DVD REVIEW: PAINLESS / CERT: 15 / DIRECTOR: JUAN CARLOS MEDINA / SCREENPLAY: LUISO BERDEJO, JUAN CARLOS MEDINA / STARRING: ALEX BRENDEMUHL, TOMAS LEMARQUIS, ILIAS STOTHART / RELEASE DATE: SEPTEMBER 1ST
Juan Carlos Medina’s debut feature film, Painless (Insensibles), is a well shot, stylish and ambitious title, proving Spanish cinema continues to push the envelope. While more of a mystery than a straight up chiller, there’s a subtle yet pervasive horror running through it that takes in vivisection, experimentation and war crimes.
The effects, both digital and practical, are impressive and the flamenco-style music peppering the narrative is spot-on. The plot is fascinating and concerns a group of children who can’t feel pain and the repercussions of this discovery as a vehicle to illuminate and explore Spain’s troubled past. Cinema is littered with examples of children as horror, but Painless has more dignity, more depth than, say, Tom Shankland’s The Children.
Medina intertwines two narratives, one of which deals with the children in 1931 as they’re taken and locked away in an isolated asylum.
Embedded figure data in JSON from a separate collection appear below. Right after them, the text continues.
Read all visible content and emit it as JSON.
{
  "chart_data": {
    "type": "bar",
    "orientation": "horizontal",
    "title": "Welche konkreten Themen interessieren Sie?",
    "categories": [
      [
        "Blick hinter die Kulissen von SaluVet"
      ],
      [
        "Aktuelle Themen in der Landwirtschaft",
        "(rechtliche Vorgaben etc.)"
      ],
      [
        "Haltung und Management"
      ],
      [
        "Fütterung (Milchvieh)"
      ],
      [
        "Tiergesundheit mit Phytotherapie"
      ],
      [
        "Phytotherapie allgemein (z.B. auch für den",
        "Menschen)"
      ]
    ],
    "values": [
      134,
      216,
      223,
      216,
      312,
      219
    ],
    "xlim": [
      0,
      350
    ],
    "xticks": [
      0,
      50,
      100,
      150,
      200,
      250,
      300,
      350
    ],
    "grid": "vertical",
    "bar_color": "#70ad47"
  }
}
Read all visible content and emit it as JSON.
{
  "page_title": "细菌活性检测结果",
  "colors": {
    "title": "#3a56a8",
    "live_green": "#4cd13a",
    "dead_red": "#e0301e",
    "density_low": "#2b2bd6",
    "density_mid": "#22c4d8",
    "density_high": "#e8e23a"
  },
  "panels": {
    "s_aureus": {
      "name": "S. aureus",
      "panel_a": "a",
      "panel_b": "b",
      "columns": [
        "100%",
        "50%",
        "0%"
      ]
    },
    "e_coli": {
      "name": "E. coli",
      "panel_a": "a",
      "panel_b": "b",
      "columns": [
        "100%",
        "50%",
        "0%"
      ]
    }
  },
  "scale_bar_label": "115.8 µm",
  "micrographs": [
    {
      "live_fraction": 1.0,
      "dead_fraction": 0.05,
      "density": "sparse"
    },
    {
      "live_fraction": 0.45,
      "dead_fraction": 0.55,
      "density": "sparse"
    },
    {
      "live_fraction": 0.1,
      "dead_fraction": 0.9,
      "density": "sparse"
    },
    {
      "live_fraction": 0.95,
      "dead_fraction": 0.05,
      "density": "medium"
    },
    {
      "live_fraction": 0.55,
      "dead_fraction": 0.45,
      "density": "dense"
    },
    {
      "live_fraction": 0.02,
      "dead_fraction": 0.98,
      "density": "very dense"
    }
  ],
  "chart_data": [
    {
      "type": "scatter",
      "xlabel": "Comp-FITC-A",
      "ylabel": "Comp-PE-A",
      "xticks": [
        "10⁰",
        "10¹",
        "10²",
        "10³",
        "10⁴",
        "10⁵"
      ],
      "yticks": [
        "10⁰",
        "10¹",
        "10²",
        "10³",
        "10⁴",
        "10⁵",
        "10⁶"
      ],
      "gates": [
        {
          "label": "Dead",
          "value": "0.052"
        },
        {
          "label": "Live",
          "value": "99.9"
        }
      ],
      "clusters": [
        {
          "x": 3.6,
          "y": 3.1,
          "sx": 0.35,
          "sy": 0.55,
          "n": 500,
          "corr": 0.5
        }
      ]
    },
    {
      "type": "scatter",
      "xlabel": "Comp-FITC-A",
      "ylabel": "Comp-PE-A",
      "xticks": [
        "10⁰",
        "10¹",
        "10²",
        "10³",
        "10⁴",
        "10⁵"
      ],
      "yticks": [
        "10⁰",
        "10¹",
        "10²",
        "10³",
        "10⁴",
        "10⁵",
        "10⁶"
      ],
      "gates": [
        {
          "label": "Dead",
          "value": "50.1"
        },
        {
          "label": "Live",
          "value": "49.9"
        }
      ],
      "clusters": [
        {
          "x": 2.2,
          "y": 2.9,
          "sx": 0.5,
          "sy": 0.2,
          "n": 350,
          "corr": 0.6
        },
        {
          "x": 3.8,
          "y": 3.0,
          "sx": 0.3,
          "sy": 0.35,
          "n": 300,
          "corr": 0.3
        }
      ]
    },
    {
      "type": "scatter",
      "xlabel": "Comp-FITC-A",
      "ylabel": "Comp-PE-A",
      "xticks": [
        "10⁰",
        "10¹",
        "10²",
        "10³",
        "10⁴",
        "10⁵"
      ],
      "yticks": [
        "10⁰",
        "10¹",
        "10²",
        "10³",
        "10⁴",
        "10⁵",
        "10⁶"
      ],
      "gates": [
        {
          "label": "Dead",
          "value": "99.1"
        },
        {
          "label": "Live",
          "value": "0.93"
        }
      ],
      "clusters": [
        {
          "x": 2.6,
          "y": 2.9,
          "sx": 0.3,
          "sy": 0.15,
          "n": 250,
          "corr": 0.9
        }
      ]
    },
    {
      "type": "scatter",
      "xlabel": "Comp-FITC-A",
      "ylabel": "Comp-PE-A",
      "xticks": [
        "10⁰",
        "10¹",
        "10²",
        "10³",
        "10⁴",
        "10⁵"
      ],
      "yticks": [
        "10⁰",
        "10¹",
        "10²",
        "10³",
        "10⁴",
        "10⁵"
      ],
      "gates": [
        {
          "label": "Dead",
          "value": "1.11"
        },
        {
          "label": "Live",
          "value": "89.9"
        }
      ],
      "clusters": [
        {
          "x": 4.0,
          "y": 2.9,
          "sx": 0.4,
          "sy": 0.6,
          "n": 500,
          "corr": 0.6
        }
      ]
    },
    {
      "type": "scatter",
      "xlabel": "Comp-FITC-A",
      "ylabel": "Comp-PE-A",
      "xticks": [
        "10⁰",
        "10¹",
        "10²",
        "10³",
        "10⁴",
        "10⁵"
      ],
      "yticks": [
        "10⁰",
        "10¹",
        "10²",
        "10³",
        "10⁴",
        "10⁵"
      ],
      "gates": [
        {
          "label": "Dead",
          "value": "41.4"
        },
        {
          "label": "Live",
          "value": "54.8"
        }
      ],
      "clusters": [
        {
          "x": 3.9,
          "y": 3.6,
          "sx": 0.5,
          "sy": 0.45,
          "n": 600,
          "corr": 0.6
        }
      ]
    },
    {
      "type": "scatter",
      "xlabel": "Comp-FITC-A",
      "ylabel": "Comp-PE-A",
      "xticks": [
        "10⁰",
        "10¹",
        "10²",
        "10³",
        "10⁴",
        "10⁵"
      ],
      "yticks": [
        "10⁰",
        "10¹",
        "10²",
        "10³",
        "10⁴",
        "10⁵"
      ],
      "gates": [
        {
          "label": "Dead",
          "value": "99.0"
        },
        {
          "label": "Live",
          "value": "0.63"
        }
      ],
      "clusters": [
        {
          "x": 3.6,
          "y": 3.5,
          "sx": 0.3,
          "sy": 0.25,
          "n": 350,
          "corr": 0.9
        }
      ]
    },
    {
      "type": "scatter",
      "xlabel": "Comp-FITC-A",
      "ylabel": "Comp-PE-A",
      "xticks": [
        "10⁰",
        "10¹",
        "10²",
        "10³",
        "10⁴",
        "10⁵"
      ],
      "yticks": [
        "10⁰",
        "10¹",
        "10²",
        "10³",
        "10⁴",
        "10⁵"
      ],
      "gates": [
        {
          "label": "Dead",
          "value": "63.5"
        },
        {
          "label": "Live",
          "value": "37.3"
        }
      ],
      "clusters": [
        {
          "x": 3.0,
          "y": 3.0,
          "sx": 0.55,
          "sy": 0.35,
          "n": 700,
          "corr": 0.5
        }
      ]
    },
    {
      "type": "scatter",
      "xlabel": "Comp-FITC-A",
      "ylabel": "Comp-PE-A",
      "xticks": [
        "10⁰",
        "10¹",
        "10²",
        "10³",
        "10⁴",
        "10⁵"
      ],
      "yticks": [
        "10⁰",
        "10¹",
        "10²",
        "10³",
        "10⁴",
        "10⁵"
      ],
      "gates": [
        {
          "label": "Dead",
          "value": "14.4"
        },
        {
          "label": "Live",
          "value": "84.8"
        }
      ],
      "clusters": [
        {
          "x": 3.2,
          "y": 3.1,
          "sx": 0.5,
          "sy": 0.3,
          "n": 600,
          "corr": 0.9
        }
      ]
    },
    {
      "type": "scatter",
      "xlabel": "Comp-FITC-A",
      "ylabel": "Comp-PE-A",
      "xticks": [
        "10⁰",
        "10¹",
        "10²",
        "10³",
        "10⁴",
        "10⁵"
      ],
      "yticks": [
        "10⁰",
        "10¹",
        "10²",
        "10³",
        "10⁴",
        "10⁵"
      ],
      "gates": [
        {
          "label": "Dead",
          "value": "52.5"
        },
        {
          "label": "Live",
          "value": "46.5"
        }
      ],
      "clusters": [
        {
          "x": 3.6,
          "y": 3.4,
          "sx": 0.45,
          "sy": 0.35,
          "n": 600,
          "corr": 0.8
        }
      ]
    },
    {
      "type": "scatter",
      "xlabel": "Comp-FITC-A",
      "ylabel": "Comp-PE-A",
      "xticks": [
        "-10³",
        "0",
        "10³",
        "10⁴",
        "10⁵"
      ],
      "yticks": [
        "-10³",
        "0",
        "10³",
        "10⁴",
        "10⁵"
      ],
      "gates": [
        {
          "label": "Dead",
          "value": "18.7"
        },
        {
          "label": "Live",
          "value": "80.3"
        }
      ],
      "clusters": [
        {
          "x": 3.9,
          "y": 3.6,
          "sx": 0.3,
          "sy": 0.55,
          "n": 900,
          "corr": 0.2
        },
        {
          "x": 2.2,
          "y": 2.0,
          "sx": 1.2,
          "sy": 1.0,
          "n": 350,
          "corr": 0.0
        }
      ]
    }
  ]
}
The film follows the asylum through the Spanish Civil War, the Second World War and up to 1964, with the dates boldly emblazoned across the screen. The other narrative is set in the modern day, where David (well-acted by Àlex Brendemühl), having survived a car crash, is diagnosed with a form of leukaemia, requiring a parental bone marrow donation for an experimental cure, putting him on a journey of discovery.
Painless sees Spain still working out its own history through its art, and, in this case, its films. Like Guillermo del Toro’s The Devil’s Backbone, it’s very allegorical, with historical commentary that might be wasted on a movie-goer looking for a simple horror film.